The court's ruling came as police besieged the campus of Hong Kong Polytechnic University, capturing hundreds of Sunday protesters and sincere violent clashes. The battle forced the closure of the Cross Harbor Tunnel, which links the main business area of the territory to Kowloon Peninsula and the rest of the city.
Several protesters fled the campus Monday night, escaping the police border. Others were arrested when they tried to leave.
Ms. Lam said that 600 people left campus by Tuesday morning, 200 of them were minors. Police are recording their personal details and warning they may face further investigation. The 400 adults who left were immediately arrested while the other 100 remained on campus, she said.
"We will use every means possible to continue to persuade and arrange for those remaining protesters to leave the campus as soon as possible, so that this whole operation. can end peacefully, "Ms Lam told reporters.
She said that she could not comment on the decision of the Supreme Court.
On Tuesday afternoon, relatives gathered in front of a police border near a bridge leading to the blackened entrance of the university.

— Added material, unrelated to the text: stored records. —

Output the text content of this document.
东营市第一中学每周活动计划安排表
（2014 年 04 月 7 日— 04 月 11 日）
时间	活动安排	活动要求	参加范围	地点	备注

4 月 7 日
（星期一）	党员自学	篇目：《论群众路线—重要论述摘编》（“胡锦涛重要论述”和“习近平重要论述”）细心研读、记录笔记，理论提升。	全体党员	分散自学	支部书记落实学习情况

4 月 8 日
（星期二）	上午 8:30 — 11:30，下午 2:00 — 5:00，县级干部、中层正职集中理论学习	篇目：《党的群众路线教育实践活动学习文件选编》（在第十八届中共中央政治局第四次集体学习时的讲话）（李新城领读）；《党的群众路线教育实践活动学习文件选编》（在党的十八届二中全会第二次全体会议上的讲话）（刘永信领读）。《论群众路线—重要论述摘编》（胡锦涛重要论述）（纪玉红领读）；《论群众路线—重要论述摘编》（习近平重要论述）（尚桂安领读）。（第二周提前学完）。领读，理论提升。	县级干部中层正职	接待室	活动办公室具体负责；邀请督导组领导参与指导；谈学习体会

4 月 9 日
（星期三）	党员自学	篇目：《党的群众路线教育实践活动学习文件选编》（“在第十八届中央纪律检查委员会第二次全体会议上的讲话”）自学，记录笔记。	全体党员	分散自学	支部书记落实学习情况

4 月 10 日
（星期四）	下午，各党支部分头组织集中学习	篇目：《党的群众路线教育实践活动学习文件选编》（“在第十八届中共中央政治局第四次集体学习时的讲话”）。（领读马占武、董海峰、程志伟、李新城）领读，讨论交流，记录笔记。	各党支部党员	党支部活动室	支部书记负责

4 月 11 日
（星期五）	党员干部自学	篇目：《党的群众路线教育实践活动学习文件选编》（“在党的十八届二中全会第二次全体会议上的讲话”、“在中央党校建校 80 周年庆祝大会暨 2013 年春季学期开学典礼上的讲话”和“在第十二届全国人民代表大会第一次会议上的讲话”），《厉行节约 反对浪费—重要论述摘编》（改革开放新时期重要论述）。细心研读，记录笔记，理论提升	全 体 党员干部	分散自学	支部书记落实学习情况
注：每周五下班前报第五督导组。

A woman who identified herself only as Ms. Chan said she waited two days for her 18-year-old son, who was trapped on campus. "I'm really worried and helpless." She urged her son not to be "so stubborn. Hear us and come out. ”
Ms. Chan refused to leave campus. "At least I'm here, closer to him," she said.
Government and police spokesmen have vowed to blame anyone who left the besieged university for "riots", which carries up to 10 years in prison.
The NPC statement is Beijing's strongest statement since late last month it hinted that it would take stronger steps to restore order.